Congratulations! You applied for a great job and have been called in for an interview. You have stood out among the pile of resumes and have a very good shot of landing the job if you nail the interview. You were up against potentially hundreds of applicants. Now you are up against a much smaller pool of candidates. Three to five candidates is the average for a first round of interviews.
There are many things you should do to prepare:
Conduct mock interviews with a trusted peer or career coach to practice.
Select a conservative and professional outfit.
Get directions well before the meeting time so you know exactly where you are going. Be sure to add 30-45 minutes to your travel time, just in case. It’s always better to arrive early instead of late. You can review your notes in the lobby so you don’t arrive too early.
Gather the essential resources you’ll need to bring with you.
It’s not a long list, but these items are really important if you are to make the best possible impression.
There are many horror stories that hiring managers share about the interview process. Many are about what people bring - or do not bring - to the interview. To help you avoid being a character in an interview horror story, here is a simple list to help you pack your briefcase and make a great impression:
What to bring to an interview
Updated copies of your resume. We recommend at least five printed on resume quality paper.
Horror Story: One candidate was so nervous she couldn’t remember what was written on her resume and was unable to answer basic questions about her experience. Having a copy of your resume for your own reference is just as important as having it for your interviewer.

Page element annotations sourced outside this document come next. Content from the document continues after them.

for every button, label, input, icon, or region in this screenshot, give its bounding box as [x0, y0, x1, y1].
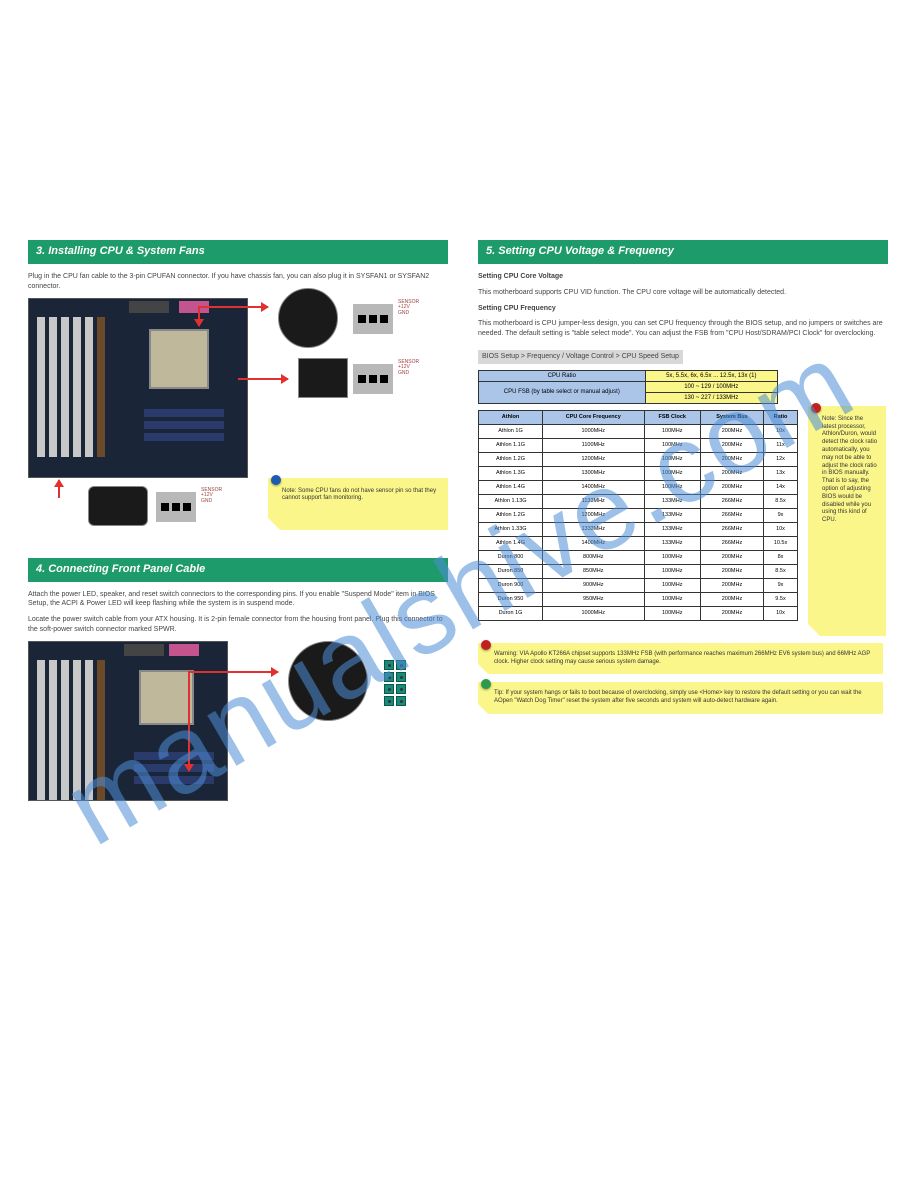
- section-bar-cpu: 5. Setting CPU Voltage & Frequency: [478, 240, 888, 264]
- pushpin-icon: [481, 640, 491, 650]
- warning-note: Warning: VIA Apollo KT266A chipset suppo…: [478, 643, 883, 675]
- fp-intro-2: Locate the power switch cable from your …: [28, 615, 448, 635]
- frequency-text: This motherboard is CPU jumper-less desi…: [478, 319, 888, 339]
- sysfan2-header: [156, 492, 196, 522]
- frontpanel-callout: [288, 641, 368, 721]
- cpufan-header: [353, 364, 393, 394]
- fp-intro-1: Attach the power LED, speaker, and reset…: [28, 590, 448, 610]
- bios-path: BIOS Setup > Frequency / Voltage Control…: [478, 350, 683, 364]
- section-bar-frontpanel: 4. Connecting Front Panel Cable: [28, 558, 448, 582]
- sysfan2-callout: [88, 486, 148, 526]
- sysfan-header: [353, 304, 393, 334]
- ratio-note: Note: Since the latest processor, Athlon…: [808, 406, 886, 636]
- pushpin-icon: [811, 403, 821, 413]
- sub-voltage: Setting CPU Core Voltage: [478, 272, 888, 282]
- cpufan-callout: [298, 358, 348, 398]
- pushpin-icon: [481, 679, 491, 689]
- ratio-fsb-table: CPU Ratio5x, 5.5x, 6x, 6.5x ... 12.5x, 1…: [478, 370, 778, 404]
- motherboard-diagram-2: [28, 641, 228, 801]
- frontpanel-connector: [383, 659, 409, 709]
- pushpin-icon: [271, 475, 281, 485]
- right-column: 5. Setting CPU Voltage & Frequency Setti…: [478, 240, 888, 714]
- sub-frequency: Setting CPU Frequency: [478, 304, 888, 314]
- voltage-text: This motherboard supports CPU VID functi…: [478, 288, 888, 298]
- tip-note: Tip: If your system hangs or fails to bo…: [478, 682, 883, 714]
- fans-intro: Plug in the CPU fan cable to the 3-pin C…: [28, 272, 448, 292]
- motherboard-diagram-1: [28, 298, 248, 478]
- fan-sensor-note: Note: Some CPU fans do not have sensor p…: [268, 478, 448, 530]
- left-column: 3. Installing CPU & System Fans Plug in …: [28, 240, 448, 821]
- sysfan-callout: [278, 288, 338, 348]
- cpu-frequency-table: AthlonCPU Core FrequencyFSB ClockSystem …: [478, 410, 798, 621]
- section-bar-fans: 3. Installing CPU & System Fans: [28, 240, 448, 264]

Notepad and pen. You don’t need to take notes on everything that is said, but be prepared to jot down something of importance at any time during the conversation. You won’t want to rely on memory to remember everything, especially if you are nervous. Also be sure to test your pen before the interview to make sure it works!
Horror story: A candidate came up with several additional examples of how she would add value to the company, but she didn't have her pen and paper for notes. After the interview, she stressed for hours about what additional information she wanted to provide in the follow up email.
Bottle of water. While the interviewer may offer you one, don’t assume it will be provided.
Horror story: A candidate had a tickle in her throat mid-interview so severe she couldn’t speak. The interviewer had to walk to the other side of the building to get her water, which interrupted the flow of the conversation and put the focus on the unfortunate event instead of her qualities as a potential candidate.
Do NOT bring to an interview
Your mother. While you may be chuckling, people have actually brought their mothers to interviews. If anything shouts unprofessional and immature; it’s bringing your mother!
Your pets. This seems like it’s common sense, but again, this has actually happened! Not everyone thinks cats are cute and dogs are fun. Many people are allergic or just don’t like animals. A job interview is not a place for pets.
Laptop. Unless the interviewer specifically requests you to bring your laptop, don’t. Using a laptop to take notes puts an obstacle in between you and the interviewer. They also can’t see what you’re actually doing on the screen, which may be distracting.